Comment 9 Sam James archtester gentoo-dev Security 2021-01-24 21:51:39 UTC
arm done
Comment 10 Sam James archtester gentoo-dev Security 2021-01-24 21:53:02 UTC
amd64 done
Comment 11 Sam James archtester gentoo-dev Security 2021-01-24 22:07:29 UTC
ppc64 done
Comment 12 Sam James archtester gentoo-dev Security 2021-01-24 22:45:37 UTC
ppc done
Comment 13 Rolf Eike Beer archtester 2021-01-26 18:19:45 UTC
sparc stable
Comment 14 John Helmert III gentoo-dev Security 2021-02-03 15:02:37 UTC
We'll need to stabilize the newer version in the dependency.

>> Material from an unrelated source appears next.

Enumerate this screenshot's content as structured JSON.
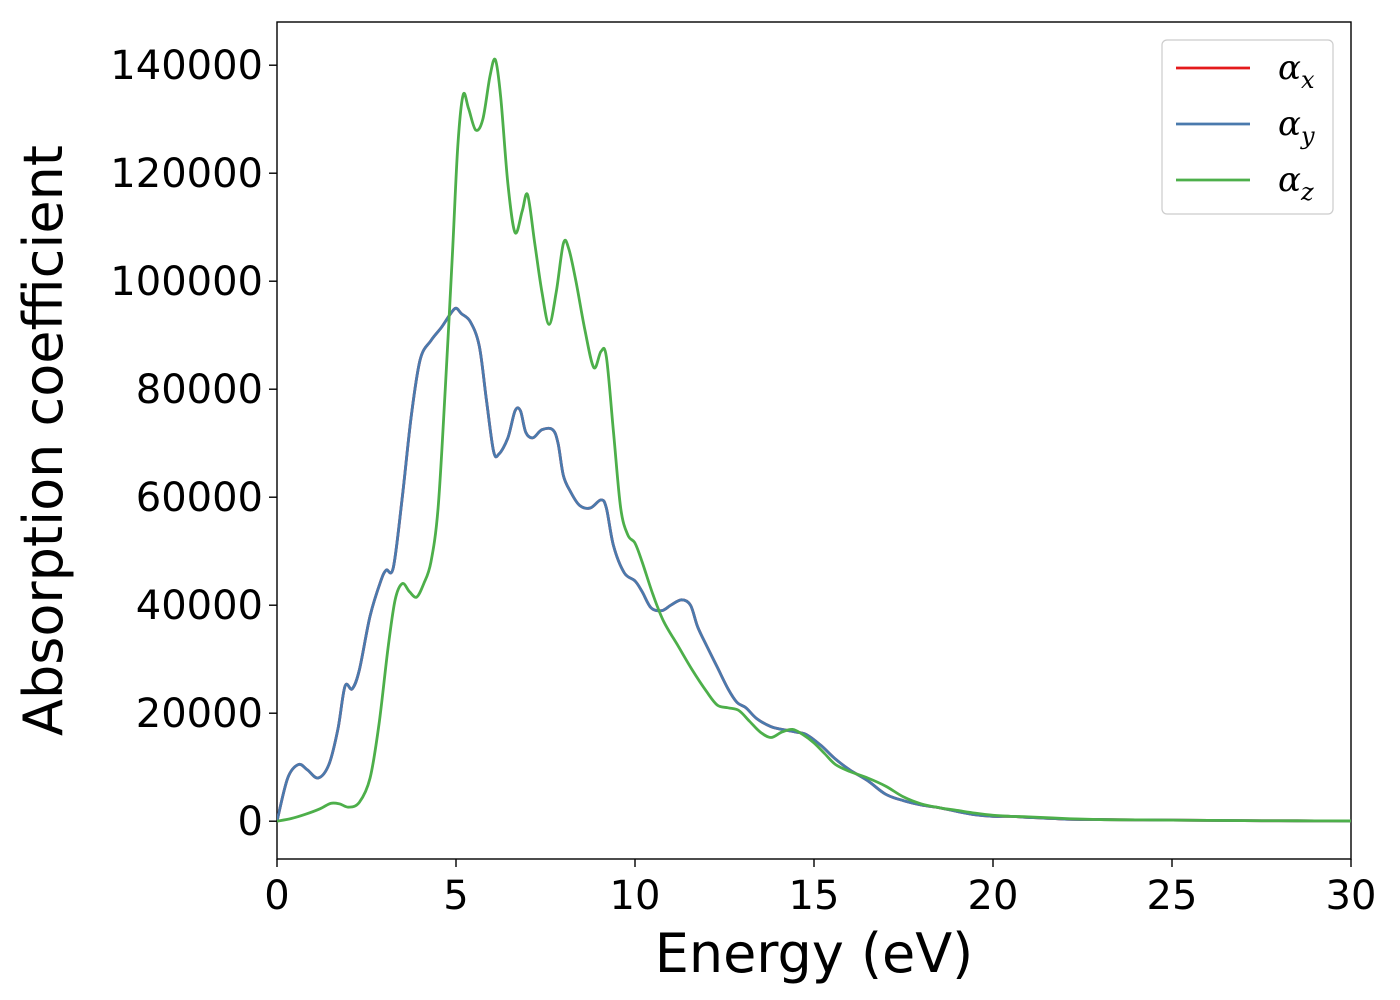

Comment 15 Thomas Deutschmann gentoo-dev Security 2021-05-31 21:48:44 UTC
New GLSA request filed.
Comment 16 GLSAMaker/CVETool Bot gentoo-dev 2021-07-08 03:38:16 UTC
This issue was resolved and addressed in
 GLSA 202107-16 at https://security.gentoo.org/glsa/202107-16
by GLSA coordinator John Helmert III (ajak).